Stadler Rail Aktie: Zahlen überzeugen
Fast verdoppelter Nettogewinn, ein robuster Auftragsbestand und ein technischer Ausbruch über den 200-Tage-Durchschnitt — Stadler Rail präsentiert sich zum Start ins zweite Quartal 2026 von einer deutlich besseren Seite als noch vor einigen Monaten.
Starkes 2025 als Fundament
Die Jahreszahlen für 2025 liefern die fundamentale Basis für den wiedergewonnenen Optimismus. Der Nettogewinn kletterte auf 100,7 Millionen CHF — fast doppelt so viel wie die 55,0 Millionen CHF im Vorjahr. Der Umsatz wuchs um 13 Prozent auf 3,7 Milliarden CHF, bereinigt um Währungseffekte sogar um 15 Prozent. Besonders aufschlussreich: Die tatsächlich gefertigten Fahrzeuge überstiegen den verbuchten Umsatz um über eine Milliarde Franken. Dieser Puffer aus konservativer Rechnungslegung dürfte sich in den kommenden Perioden positiv auswirken.

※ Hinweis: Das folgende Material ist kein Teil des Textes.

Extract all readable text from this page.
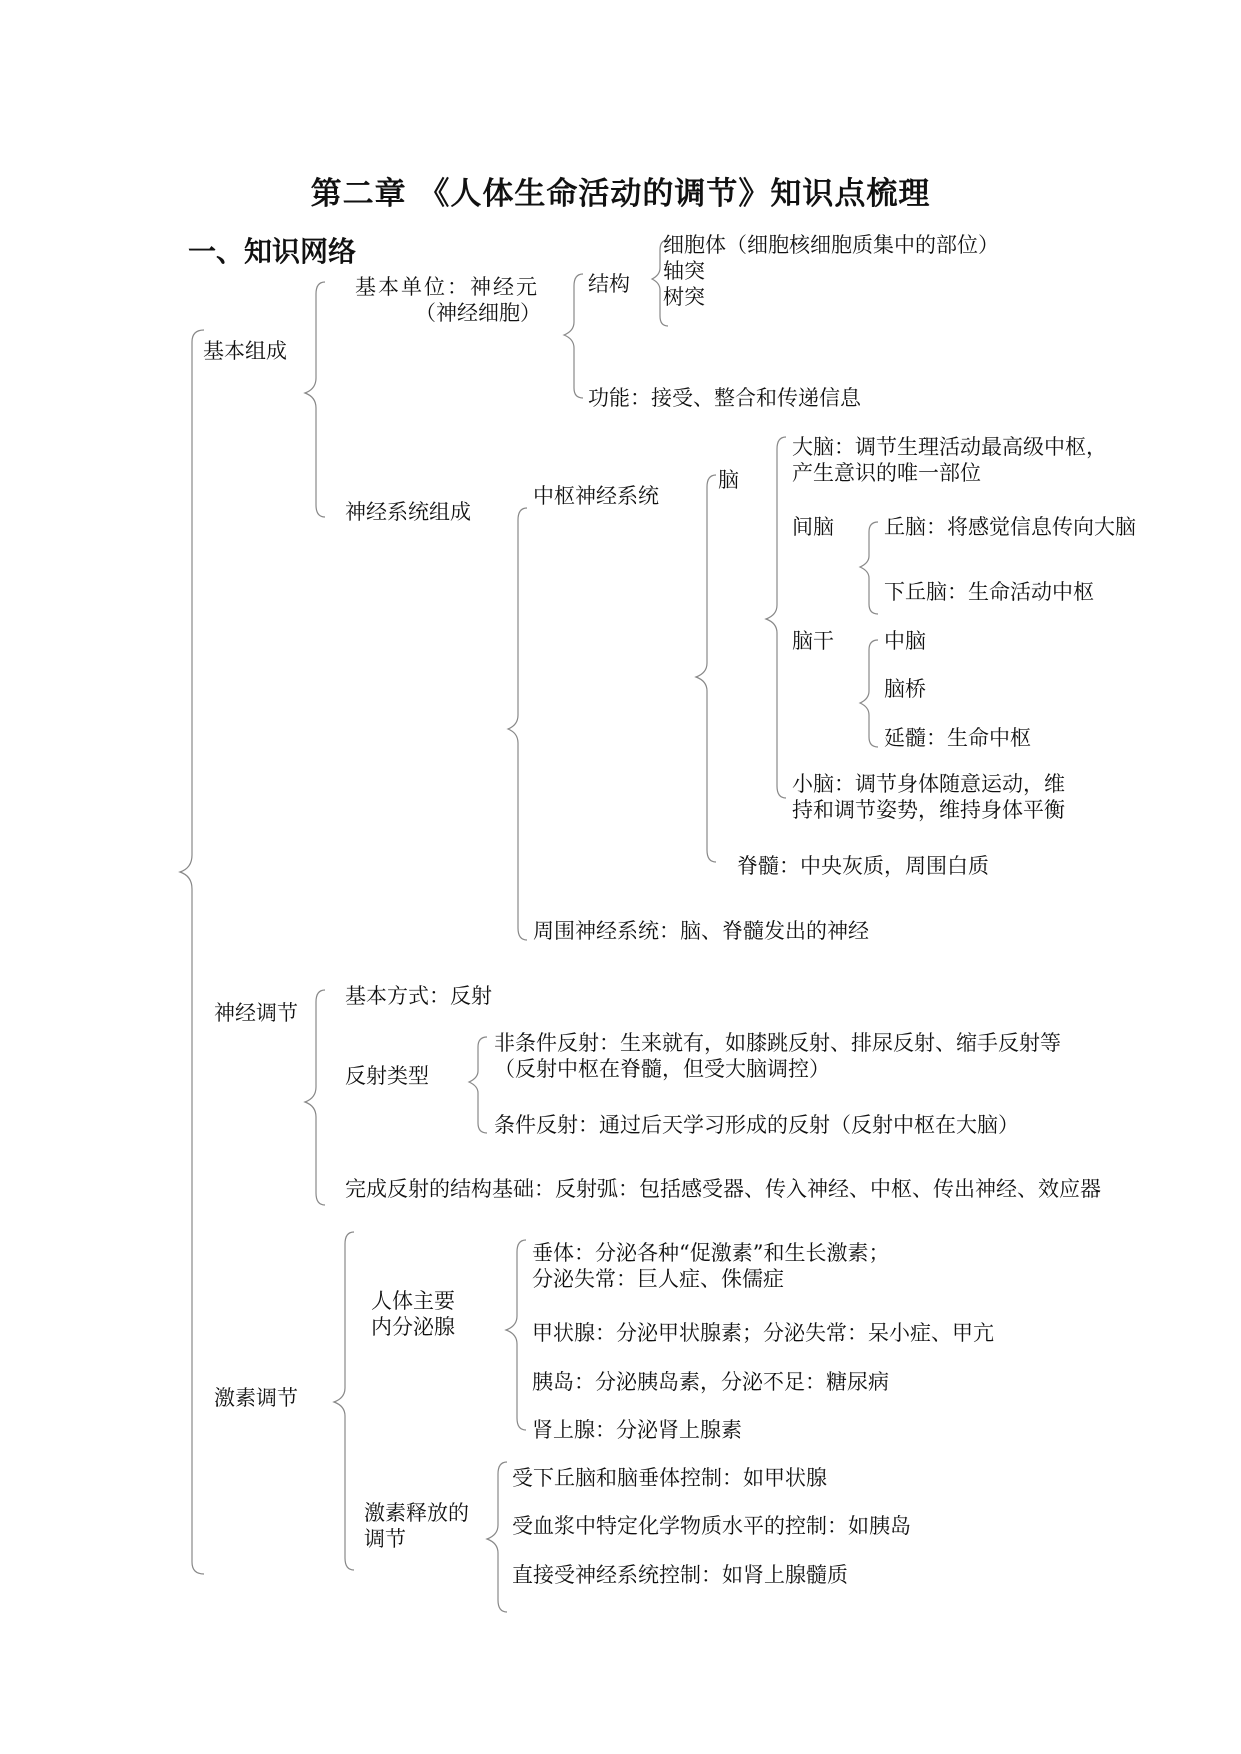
第二章 《人体生命活动的调节》知识点梳理
一、知识网络
基本组成
基本单位：神经元
（神经细胞）
结构
细胞体（细胞核细胞质集中的部位）
轴突
树突
功能：接受、整合和传递信息
神经系统组成
中枢神经系统
脑
大脑：调节生理活动最高级中枢，
产生意识的唯一部位
间脑 丘脑：将感觉信息传向大脑
下丘脑：生命活动中枢
脑干 中脑
脑桥
延髓：生命中枢
小脑：调节身体随意运动，维
持和调节姿势，维持身体平衡
脊髓：中央灰质，周围白质
周围神经系统：脑、脊髓发出的神经
神经调节
基本方式：反射
反射类型
非条件反射：生来就有，如膝跳反射、排尿反射、缩手反射等
（反射中枢在脊髓，但受大脑调控）
条件反射：通过后天学习形成的反射（反射中枢在大脑）
完成反射的结构基础：反射弧：包括感受器、传入神经、中枢、传出神经、效应器
激素调节
人体主要
内分泌腺
垂体：分泌各种“促激素”和生长激素；
分泌失常：巨人症、侏儒症
甲状腺：分泌甲状腺素；分泌失常：呆小症、甲亢
胰岛：分泌胰岛素，分泌不足：糖尿病
肾上腺：分泌肾上腺素
激素释放的
调节
受下丘脑和脑垂体控制：如甲状腺
受血浆中特定化学物质水平的控制：如胰岛
直接受神经系统控制：如肾上腺髓质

Die Lieferkettenkrise nach den Valencia-Überschwemmungen, die 2024 einen Umsatzausfall von rund 350 Millionen CHF verursacht hatte, ist weitgehend bewältigt. Alternative Bezugsquellen wurden aufgebaut. Das Management rechnet allerdings damit, dass gewisse Nachwirkungen bis 2027 spürbar bleiben.
Großaufträge und neue Gesichter im Verwaltungsrat
Für 2026 peilt das Unternehmen eine EBIT-Marge von über 5 Prozent an. Rückenwind kommt vom Auftragseingang, der 2025 bei 6,1 Milliarden CHF lag. Konkret stehen in Berlin zwei Großaufträge kurz vor dem Abschluss: Bestellungen über bis zu 1.500 U-Bahn-Wagen der BVG sowie ein Vertrag für mehr als 350 S-Bahn-Züge sollen noch bis Ende 2026 unter Dach und Fach sein.

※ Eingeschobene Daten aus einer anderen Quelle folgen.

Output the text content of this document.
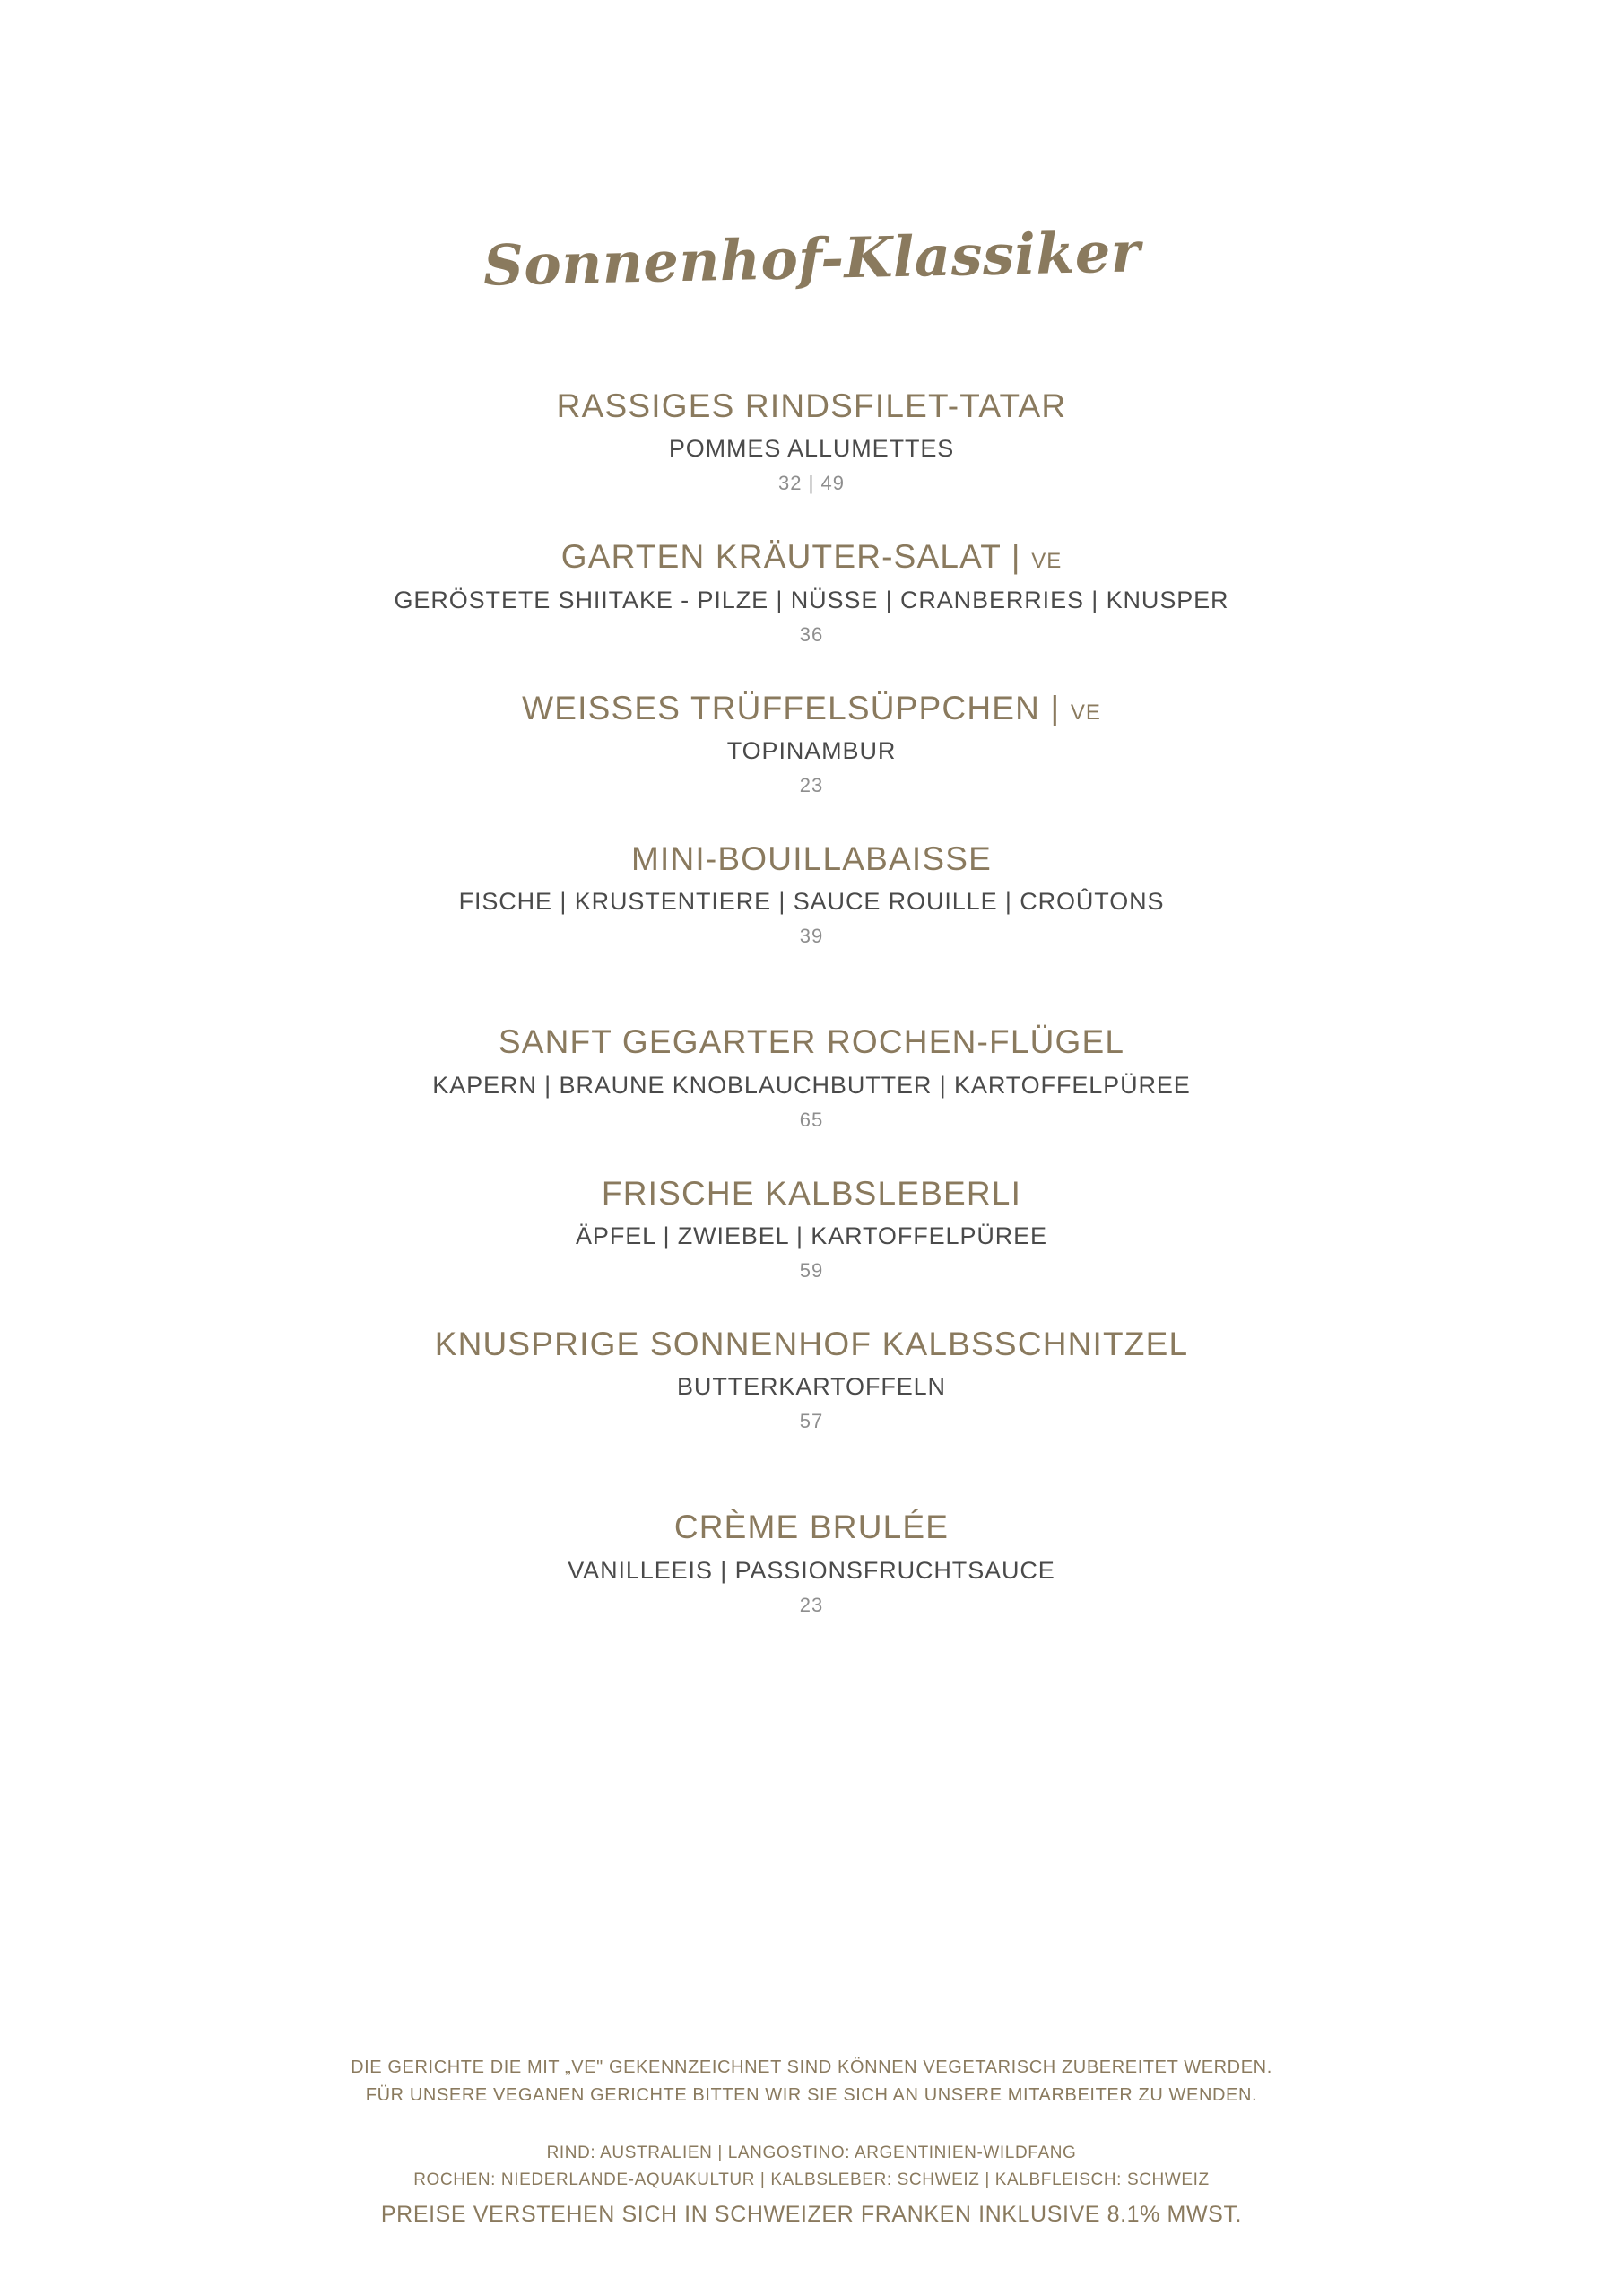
Sonnenhof-Klassiker
RASSIGES RINDSFILET-TATAR
POMMES ALLUMETTES
32 | 49
GARTEN KRÄUTER-SALAT | VE
GERÖSTETE SHIITAKE - PILZE | NÜSSE | CRANBERRIES | KNUSPER
36
WEISSES TRÜFFELSÜPPCHEN | VE
TOPINAMBUR
23
MINI-BOUILLABAISSE
FISCHE | KRUSTENTIERE | SAUCE ROUILLE | CROÛTONS
39
SANFT GEGARTER ROCHEN-FLÜGEL
KAPERN | BRAUNE KNOBLAUCHBUTTER | KARTOFFELPÜREE
65
FRISCHE KALBSLEBERLI
ÄPFEL | ZWIEBEL | KARTOFFELPÜREE
59
KNUSPRIGE SONNENHOF KALBSSCHNITZEL
BUTTERKARTOFFELN
57
CRÈME BRULÉE
VANILLEEIS | PASSIONSFRUCHTSAUCE
23
DIE GERICHTE DIE MIT „VE" GEKENNZEICHNET SIND KÖNNEN VEGETARISCH ZUBEREITET WERDEN.
FÜR UNSERE VEGANEN GERICHTE BITTEN WIR SIE SICH AN UNSERE MITARBEITER ZU WENDEN.
RIND: AUSTRALIEN | LANGOSTINO: ARGENTINIEN-WILDFANG
ROCHEN: NIEDERLANDE-AQUAKULTUR | KALBSLEBER: SCHWEIZ | KALBFLEISCH: SCHWEIZ
PREISE VERSTEHEN SICH IN SCHWEIZER FRANKEN INKLUSIVE 8.1% MWST.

An der Führungsspitze steht ein Generationenwechsel an. Für die Generalversammlung am 5. Mai 2026 in Zürich wurden Sabrina Soussan (Continental) und Michael Schöllhorn (Airbus Defence and Space) als neue Verwaltungsratsmitglieder vorgeschlagen. Sie sollen die langjährigen Mitglieder Christoph Franz und Wojciech Kostrzewa ersetzen.
Der starke Schweizer Franken bleibt eine Belastung — er drückte die Exporterlöse rechnerisch um über 50 Millionen CHF. Die wachsende Nachfrage im Bereich Signalling sowie bei Wasserstoffantrieben federt diesen Effekt jedoch ab. Ob die angestrebte Marge von über 5 Prozent in den Quartalsberichten tatsächlich bestätigt wird, entscheidet maßgeblich darüber, wie nachhaltig die aktuelle Kurserholung auf 22,48 Euro ist.